Se ci si vuol riferire alla “questione” Treccani, penso che, semplicemente, Treccani abbia recepito la vera essenza della lingua italiana che ha straordinarie sfumature fra le quali la declinazione di genere. Personalmente trovo allucinante il dibattito che si è aperto circa le prese di posizione relative alla declinazione di genere delle parole, in particolare, di quelle che definiscono l’ambito professionale delle donne.

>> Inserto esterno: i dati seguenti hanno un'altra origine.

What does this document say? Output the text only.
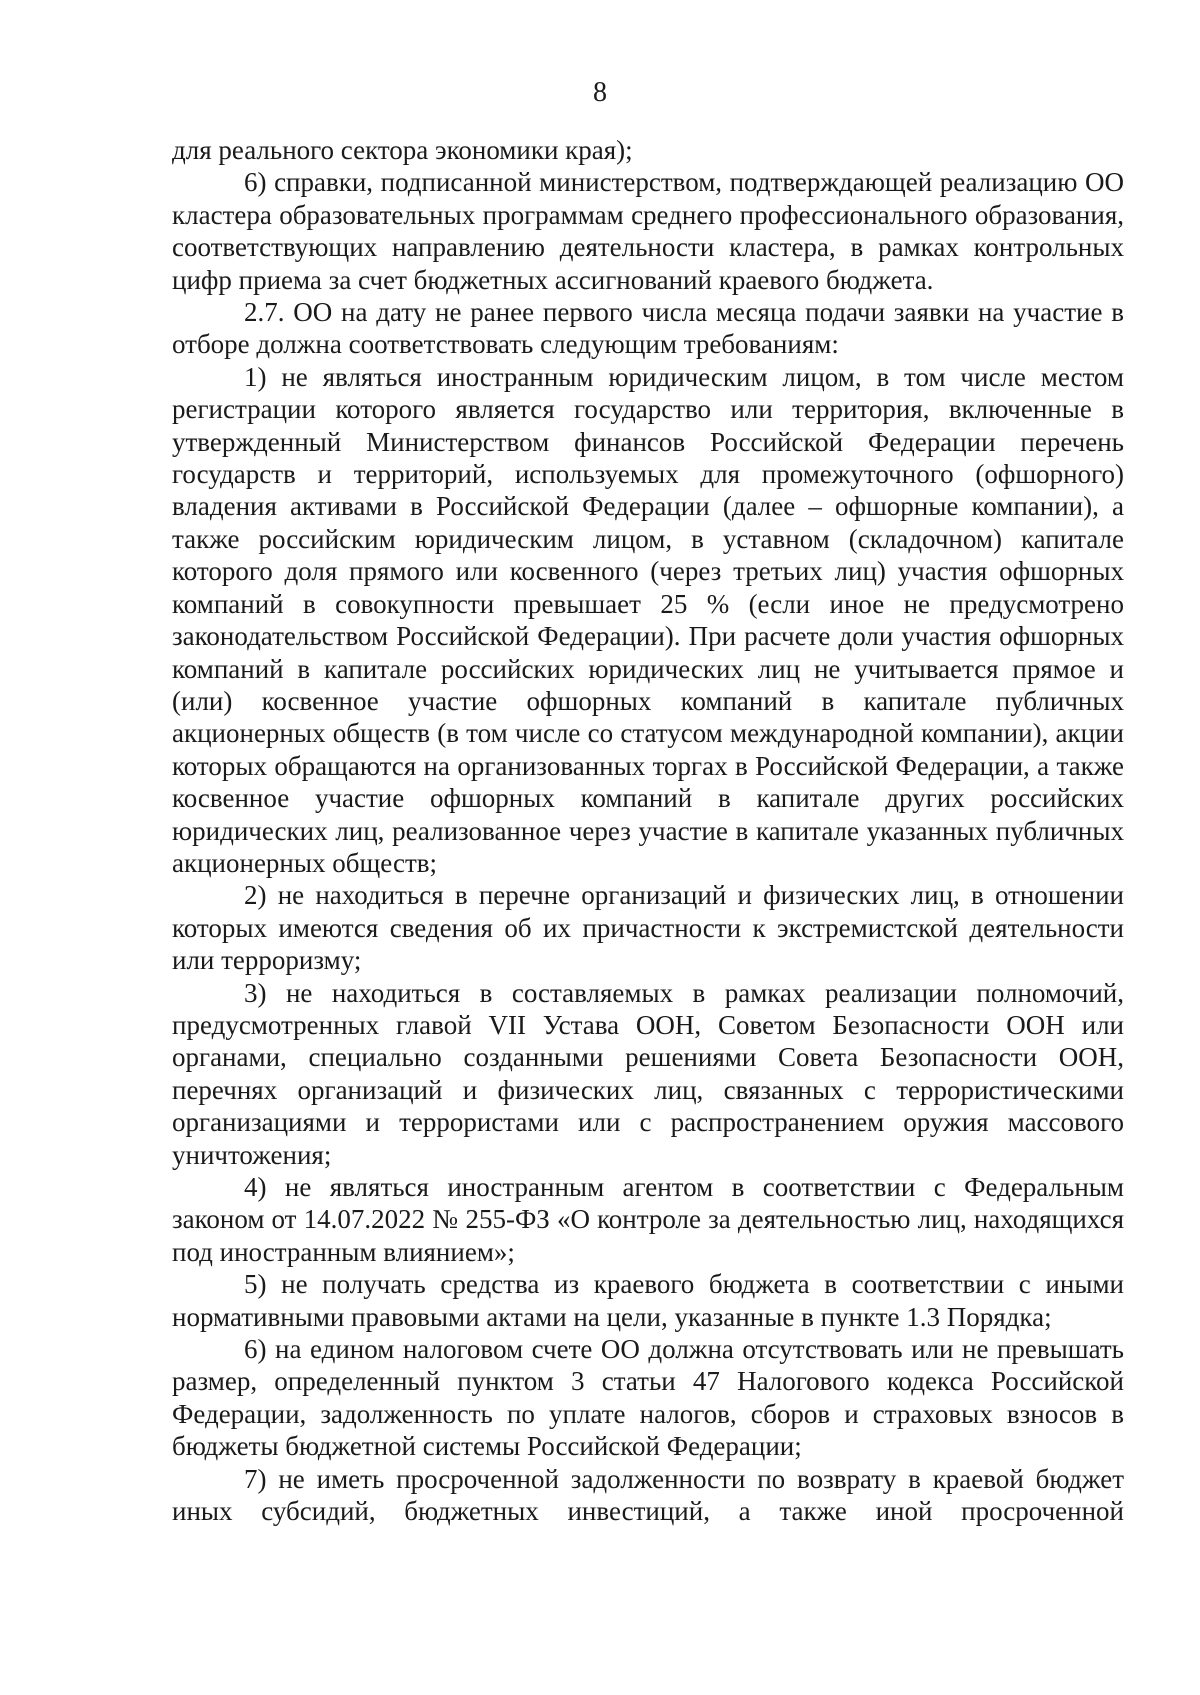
8

для реального сектора экономики края);

6) справки, подписанной министерством, подтверждающей реализацию ОО кластера образовательных программам среднего профессионального образования, соответствующих направлению деятельности кластера, в рамках контрольных цифр приема за счет бюджетных ассигнований краевого бюджета.

2.7. ОО на дату не ранее первого числа месяца подачи заявки на участие в отборе должна соответствовать следующим требованиям:

1) не являться иностранным юридическим лицом, в том числе местом регистрации которого является государство или территория, включенные в утвержденный Министерством финансов Российской Федерации перечень государств и территорий, используемых для промежуточного (офшорного) владения активами в Российской Федерации (далее – офшорные компании), а также российским юридическим лицом, в уставном (складочном) капитале которого доля прямого или косвенного (через третьих лиц) участия офшорных компаний в совокупности превышает 25 % (если иное не предусмотрено законодательством Российской Федерации). При расчете доли участия офшорных компаний в капитале российских юридических лиц не учитывается прямое и (или) косвенное участие офшорных компаний в капитале публичных акционерных обществ (в том числе со статусом международной компании), акции которых обращаются на организованных торгах в Российской Федерации, а также косвенное участие офшорных компаний в капитале других российских юридических лиц, реализованное через участие в капитале указанных публичных акционерных обществ;

2) не находиться в перечне организаций и физических лиц, в отношении которых имеются сведения об их причастности к экстремистской деятельности или терроризму;

3) не находиться в составляемых в рамках реализации полномочий, предусмотренных главой VII Устава ООН, Советом Безопасности ООН или органами, специально созданными решениями Совета Безопасности ООН, перечнях организаций и физических лиц, связанных с террористическими организациями и террористами или с распространением оружия массового уничтожения;

4) не являться иностранным агентом в соответствии с Федеральным законом от 14.07.2022 № 255-ФЗ «О контроле за деятельностью лиц, находящихся под иностранным влиянием»;

5) не получать средства из краевого бюджета в соответствии с иными нормативными правовыми актами на цели, указанные в пункте 1.3 Порядка;

6) на едином налоговом счете ОО должна отсутствовать или не превышать размер, определенный пунктом 3 статьи 47 Налогового кодекса Российской Федерации, задолженность по уплате налогов, сборов и страховых взносов в бюджеты бюджетной системы Российской Федерации;

7) не иметь просроченной задолженности по возврату в краевой бюджет иных субсидий, бюджетных инвестиций, а также иной просроченной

La discrasia è, ancora una volta, culturale e non linguistica. Le donne debbono avere l’autonomia di scegliere il proprio nome. Negli anni settanta il dibattito era centrato sul corpo (il corpo è mio e lo gestisco io), ora, sembra si sia spostato sul nome (il nome è mio e lo scelgo io. ndr) Io ho scelto di chiamarmi e farmi chiamare direttrice ma rispetto, senza alcuna giudizio, chi preferisce il termine declinato al maschile.
Viviamo in un Paese che giudica, in modo acrimonioso, il nome con cui le donne decidono di farsi chiamare.
Quali le direzioni di lavoro per traguardare la parità di genere?
Innanzi tutto riconoscendo la reale situazione di disparità in cui, ancora, vivono le donne. Il cambiamento può avvenire solo se sono chiare le condizioni di partenza. Ovvero, va compresa ed analizzata la condizione femminile in Italia, neutralizzando le disparità con ogni mezzo. In primis, l’ambito politico perché il gender gap lo si contrasta tramite l’elaborazione di leggi mirate che consentano il riconoscimento di diritti fondamentali in ambito assistenziale, formativo, economico oltre che professionale. Poi, certamente, ciascuna di noi può e deve agire, in proprio, nell’ambito delle proprie facoltà affinché gli equilibri cambino, siano più stabili, cercando di imprimere la propria identità nei rapporti personali col proprio partner, coi colleghi, nelle relazioni sociali, in genere. Certamente, il cambiamento rende insicuri e, spesse volte, soprattutto le donne più giovani si convincono di non essere all’altezza di determinati incarichi, di non riuscire ad essere sufficientemente brave e preparate per affrontare ruoli direttivi. In realtà mancano le occasioni per dimostrare la tenuta e le proprie capacità. Bisogna creare occasioni nuove alle donne, anche attraverso forzature. La mia storia professionale lo sta dimostrando.
La mancanza di occasioni, rende le donne più fragili e perennemente timorose nei confronti delle critiche circa il loro operato, oltre che vittime di negazione sociale.
La propria identità si costruisce e si rafforza, ogni giorno, diventando (come dice Nietzsche) ciò che si è.